Migration clandestine : le drame en peinture

Les risques de l’exode illégal sont démontrés à travers une exposition organisée jusqu’au 10 mai à la Galerie d’art contemporain par les étudiants de l’Université de Yaoundé I.

Des tableaux aux couleurs des causes, manifestations et conséquences de la migration clandestine. Voilà ce que l’on peut retenir de l’exposition proposée par les étudiants du département d’Art et Archéologie de l’Université de Yaoundé I. Le vernissage de l’exposition baptisée « Exodus » a eu lieu le 23 avril dernier à la Galerie d’art contemporain de Yaoundé.

C’est en chœur que les 23 auteurs de ces toiles ont expliqué au public l’importance de leur art. « Nous avons constaté que les jeunes ont un intérêt particulier pour l’étranger et veulent voyager par tous les moyens.
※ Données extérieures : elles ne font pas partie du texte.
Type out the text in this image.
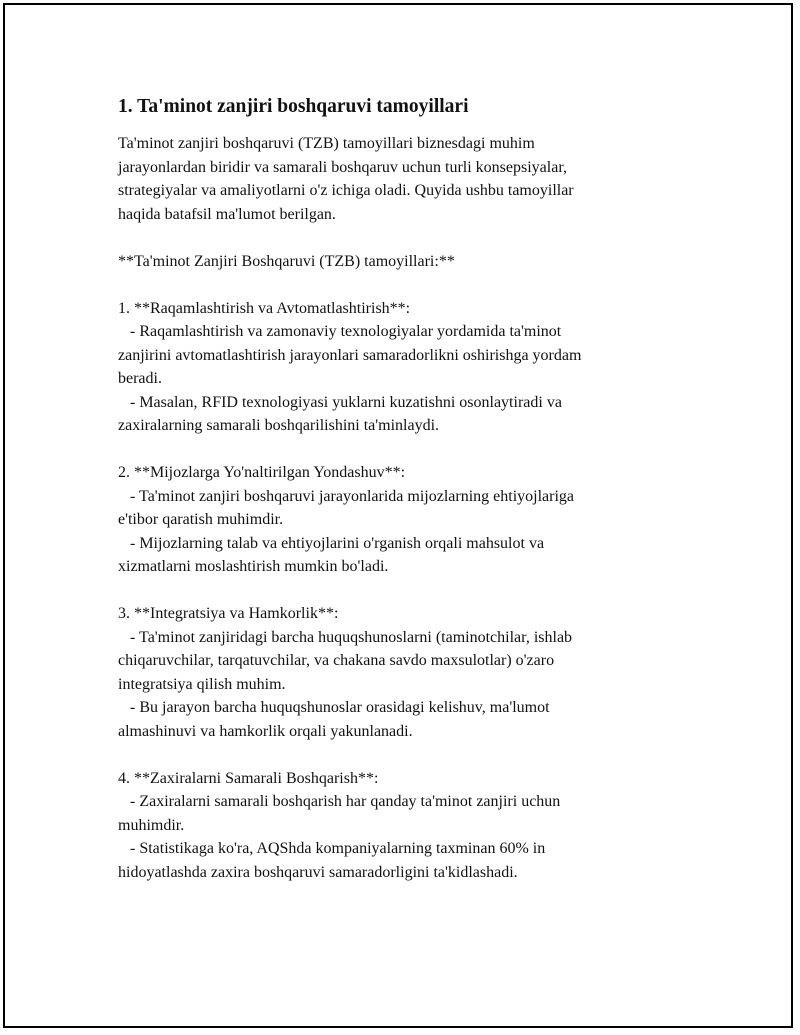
1. Ta'minot zanjiri boshqaruvi tamoyillari

Ta'minot zanjiri boshqaruvi (TZB) tamoyillari biznesdagi muhim
jarayonlardan biridir va samarali boshqaruv uchun turli konsepsiyalar,
strategiyalar va amaliyotlarni o'z ichiga oladi. Quyida ushbu tamoyillar
haqida batafsil ma'lumot berilgan.

**Ta'minot Zanjiri Boshqaruvi (TZB) tamoyillari:**

1. **Raqamlashtirish va Avtomatlashtirish**:

- Raqamlashtirish va zamonaviy texnologiyalar yordamida ta'minot
zanjirini avtomatlashtirish jarayonlari samaradorlikni oshirishga yordam
beradi.
- Masalan, RFID texnologiyasi yuklarni kuzatishni osonlaytiradi va
zaxiralarning samarali boshqarilishini ta'minlaydi.

2. **Mijozlarga Yo'naltirilgan Yondashuv**:

- Ta'minot zanjiri boshqaruvi jarayonlarida mijozlarning ehtiyojlariga
e'tibor qaratish muhimdir.
- Mijozlarning talab va ehtiyojlarini o'rganish orqali mahsulot va
xizmatlarni moslashtirish mumkin bo'ladi.

3. **Integratsiya va Hamkorlik**:

- Ta'minot zanjiridagi barcha huquqshunoslarni (taminotchilar, ishlab
chiqaruvchilar, tarqatuvchilar, va chakana savdo maxsulotlar) o'zaro
integratsiya qilish muhim.
- Bu jarayon barcha huquqshunoslar orasidagi kelishuv, ma'lumot
almashinuvi va hamkorlik orqali yakunlanadi.

4. **Zaxiralarni Samarali Boshqarish**:

- Zaxiralarni samarali boshqarish har qanday ta'minot zanjiri uchun
muhimdir.
- Statistikaga ko'ra, AQShda kompaniyalarning taxminan 60% in
hidoyatlashda zaxira boshqaruvi samaradorligini ta'kidlashadi.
Or, ils ignorent que ces chemins sont bourrés d’obstacles. Il faut donc tout faire pour leur passer ce message : non à la migration clandestine », a déclaré Gérard Mbarga Amougou, un des étudiants-artistes. 

Des tableaux aux images fortes. Sur l’un d’eux, on peut voir des personnages en train de se noyer dans la mer. Ils tentent de se sauver mais en vain. Pour l’artiste, il est question de « mettre en exergue les dangers que courent les migrants clandestins au quotidien. Il y en a qui trouvent la mort dans la mer, en voulant rejoindre l’autre bout du monde. Voilà pourquoi nous l’avons exprimé sur un tableau car, a-t-on coutume de dire, une image vaut mille mots », a rappelé Arnold Tchinda, étudiant et artiste. Les œuvres dégageaient plusieurs messages expressifs :

« On est bien chez soi », pour signifier que le bonheur n’est pas toujours de l’autre côté. Ou encore « Système », pour condamner le circuit de la migration illégale. Le but de cette expo est de sensibiliser le maximum de Camerounais. « En réalisant ces tableaux, nous voulions tirer la sonnette d’alarme pour tous ceux qui voudraient entamer ce voyage risqué. Nos frères souffrent, meurent, subissent des sévices en se lançant dans cette aventure clandestine », a martelé l’un des artistes, Gérard Mbarga Amougou. 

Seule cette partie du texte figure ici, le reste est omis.